Legendre's formula

Question

Legendre's formula counts the number of positive integers less than or equal to a number $x$ which are not divisible by any of the first $a$ primes: $$\begin{align} &\phi(x,a)=\lfloor x \rfloor-\sum_{p_i\le a}\left\lfloor \dfrac{ x }{(p_i)}\right\rfloor+\sum_{p_i<p_j\le a}\left\lfloor\dfrac{ x}{(p_ip_j)}\right\rfloor-\sum_{p_i<p_j<p_k\le a}\left\lfloor \dfrac{x}{(p_ip_jp_k)}\right\rfloor+\dots \end{align}$$ then $\pi(x)=\phi\bigl(x,\pi (\sqrt{x})\bigr)+\pi (\sqrt{x})-1$ as given here.

My question is, why does $\bigl\lfloor\phi(x,\lfloor\sqrt{x}\rfloor)+\sqrt{x}-1\bigr\rfloor$ also equal $\pi(x)?$

Answer 1

Note: In your sums, you must have $i\leqslant a$ etc. instead of $p_i \leqslant a$ to consider the first $a$ primes, and not the primes $\leqslant a$.

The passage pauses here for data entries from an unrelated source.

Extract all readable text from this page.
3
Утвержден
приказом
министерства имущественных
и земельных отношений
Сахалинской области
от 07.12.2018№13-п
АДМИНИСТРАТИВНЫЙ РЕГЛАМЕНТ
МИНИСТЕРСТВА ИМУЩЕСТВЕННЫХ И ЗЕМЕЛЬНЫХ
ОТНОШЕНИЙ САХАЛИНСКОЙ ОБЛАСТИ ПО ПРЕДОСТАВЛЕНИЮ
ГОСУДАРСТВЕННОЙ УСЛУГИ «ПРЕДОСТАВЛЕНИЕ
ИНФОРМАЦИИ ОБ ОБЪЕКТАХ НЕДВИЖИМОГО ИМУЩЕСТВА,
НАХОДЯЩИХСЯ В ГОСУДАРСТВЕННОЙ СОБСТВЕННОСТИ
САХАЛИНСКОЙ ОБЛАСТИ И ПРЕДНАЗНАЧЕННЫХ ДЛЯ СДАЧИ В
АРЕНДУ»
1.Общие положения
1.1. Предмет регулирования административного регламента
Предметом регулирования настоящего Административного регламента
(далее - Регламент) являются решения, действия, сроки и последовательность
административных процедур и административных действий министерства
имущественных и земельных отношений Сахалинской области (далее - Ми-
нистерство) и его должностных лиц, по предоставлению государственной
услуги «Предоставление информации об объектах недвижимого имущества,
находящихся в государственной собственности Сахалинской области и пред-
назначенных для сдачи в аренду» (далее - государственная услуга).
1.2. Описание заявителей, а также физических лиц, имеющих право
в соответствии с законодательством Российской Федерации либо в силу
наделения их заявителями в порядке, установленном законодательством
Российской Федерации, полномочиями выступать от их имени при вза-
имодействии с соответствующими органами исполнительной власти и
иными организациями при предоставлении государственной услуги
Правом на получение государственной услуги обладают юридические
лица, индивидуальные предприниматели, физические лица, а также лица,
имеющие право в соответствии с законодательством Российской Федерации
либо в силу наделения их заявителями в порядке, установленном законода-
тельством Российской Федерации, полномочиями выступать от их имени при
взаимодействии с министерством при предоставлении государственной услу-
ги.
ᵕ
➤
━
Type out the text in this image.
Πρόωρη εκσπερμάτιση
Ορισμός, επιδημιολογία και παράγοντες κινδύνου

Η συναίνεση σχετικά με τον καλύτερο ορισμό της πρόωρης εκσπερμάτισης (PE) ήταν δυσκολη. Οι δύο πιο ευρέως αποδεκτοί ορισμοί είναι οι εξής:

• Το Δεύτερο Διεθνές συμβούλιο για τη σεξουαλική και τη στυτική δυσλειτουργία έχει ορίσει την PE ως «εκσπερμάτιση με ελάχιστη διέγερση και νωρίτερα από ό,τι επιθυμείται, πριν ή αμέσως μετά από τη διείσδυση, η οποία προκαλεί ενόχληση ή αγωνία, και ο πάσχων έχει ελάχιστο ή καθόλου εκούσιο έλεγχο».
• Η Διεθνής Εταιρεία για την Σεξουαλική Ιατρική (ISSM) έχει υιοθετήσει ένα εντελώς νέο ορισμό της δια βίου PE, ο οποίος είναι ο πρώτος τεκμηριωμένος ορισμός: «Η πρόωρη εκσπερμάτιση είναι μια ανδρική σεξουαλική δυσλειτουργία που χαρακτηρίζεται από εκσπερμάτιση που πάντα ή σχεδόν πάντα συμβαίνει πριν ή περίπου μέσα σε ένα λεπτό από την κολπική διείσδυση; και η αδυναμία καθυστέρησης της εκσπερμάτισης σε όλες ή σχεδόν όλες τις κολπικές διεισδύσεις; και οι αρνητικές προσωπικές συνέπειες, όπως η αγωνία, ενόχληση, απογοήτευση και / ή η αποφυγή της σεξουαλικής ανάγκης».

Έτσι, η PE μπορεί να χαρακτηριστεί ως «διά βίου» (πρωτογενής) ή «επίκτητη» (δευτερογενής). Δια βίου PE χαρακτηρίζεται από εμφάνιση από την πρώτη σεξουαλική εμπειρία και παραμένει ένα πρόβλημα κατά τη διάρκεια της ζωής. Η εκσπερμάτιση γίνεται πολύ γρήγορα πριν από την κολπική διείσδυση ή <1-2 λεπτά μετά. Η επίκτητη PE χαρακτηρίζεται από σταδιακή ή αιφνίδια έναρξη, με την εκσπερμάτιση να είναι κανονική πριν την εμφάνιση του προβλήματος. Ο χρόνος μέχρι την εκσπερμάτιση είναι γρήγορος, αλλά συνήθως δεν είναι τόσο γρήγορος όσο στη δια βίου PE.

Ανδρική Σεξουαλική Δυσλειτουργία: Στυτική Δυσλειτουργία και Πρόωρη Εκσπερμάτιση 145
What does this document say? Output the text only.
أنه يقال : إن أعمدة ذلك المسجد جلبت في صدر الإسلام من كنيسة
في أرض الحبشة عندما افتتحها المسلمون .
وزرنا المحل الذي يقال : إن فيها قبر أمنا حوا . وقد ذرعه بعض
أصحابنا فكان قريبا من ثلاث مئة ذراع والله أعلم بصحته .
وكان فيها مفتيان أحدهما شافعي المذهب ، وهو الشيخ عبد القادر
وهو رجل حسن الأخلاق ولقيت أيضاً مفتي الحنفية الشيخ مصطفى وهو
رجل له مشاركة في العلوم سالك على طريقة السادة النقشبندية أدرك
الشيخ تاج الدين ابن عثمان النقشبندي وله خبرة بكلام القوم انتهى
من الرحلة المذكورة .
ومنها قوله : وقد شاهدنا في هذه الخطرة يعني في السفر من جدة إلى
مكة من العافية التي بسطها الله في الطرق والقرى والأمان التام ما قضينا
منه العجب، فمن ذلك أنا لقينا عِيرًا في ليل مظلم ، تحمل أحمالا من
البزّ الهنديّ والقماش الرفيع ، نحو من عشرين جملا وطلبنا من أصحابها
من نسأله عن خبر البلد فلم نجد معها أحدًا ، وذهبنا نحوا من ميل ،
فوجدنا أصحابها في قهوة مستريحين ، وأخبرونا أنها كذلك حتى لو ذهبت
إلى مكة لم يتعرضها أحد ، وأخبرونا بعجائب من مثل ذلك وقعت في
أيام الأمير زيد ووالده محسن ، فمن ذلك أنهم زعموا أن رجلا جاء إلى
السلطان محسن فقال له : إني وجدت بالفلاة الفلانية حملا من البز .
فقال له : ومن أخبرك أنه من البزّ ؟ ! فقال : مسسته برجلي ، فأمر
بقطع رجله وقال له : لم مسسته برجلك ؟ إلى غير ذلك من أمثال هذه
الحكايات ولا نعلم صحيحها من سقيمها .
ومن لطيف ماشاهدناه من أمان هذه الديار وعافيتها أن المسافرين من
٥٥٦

Whenever $a \geqslant \pi(\sqrt{x})$, the numbers $\leqslant x$ not divisible by any of the first $a$ primes are the primes between $p_a$ (exclusive) and $x$ (inclusive), and $1$. So then you have

$$\phi(x,a) = \pi(x) - a + 1.$$

Since $\lfloor \sqrt{x}\rfloor \geqslant \pi(\sqrt{x})$, the identity follows for $a = \lfloor\sqrt{x}\rfloor$.

Answer 2

$\phi(x,\pi(\sqrt{x}))$ is the number of positive integers $\le x$ which are not divisible by any prime $\le\sqrt{x}$. In other words, it is a count of the primes which are $\le x$ but $>\sqrt{x}$. Except that it also counts 1 (which is not considered a prime. So to get $\pi(x)$ we need to add the number of primes $\le\sqrt{x}$ which is just $\pi(\sqrt{x})$ and subtract 1.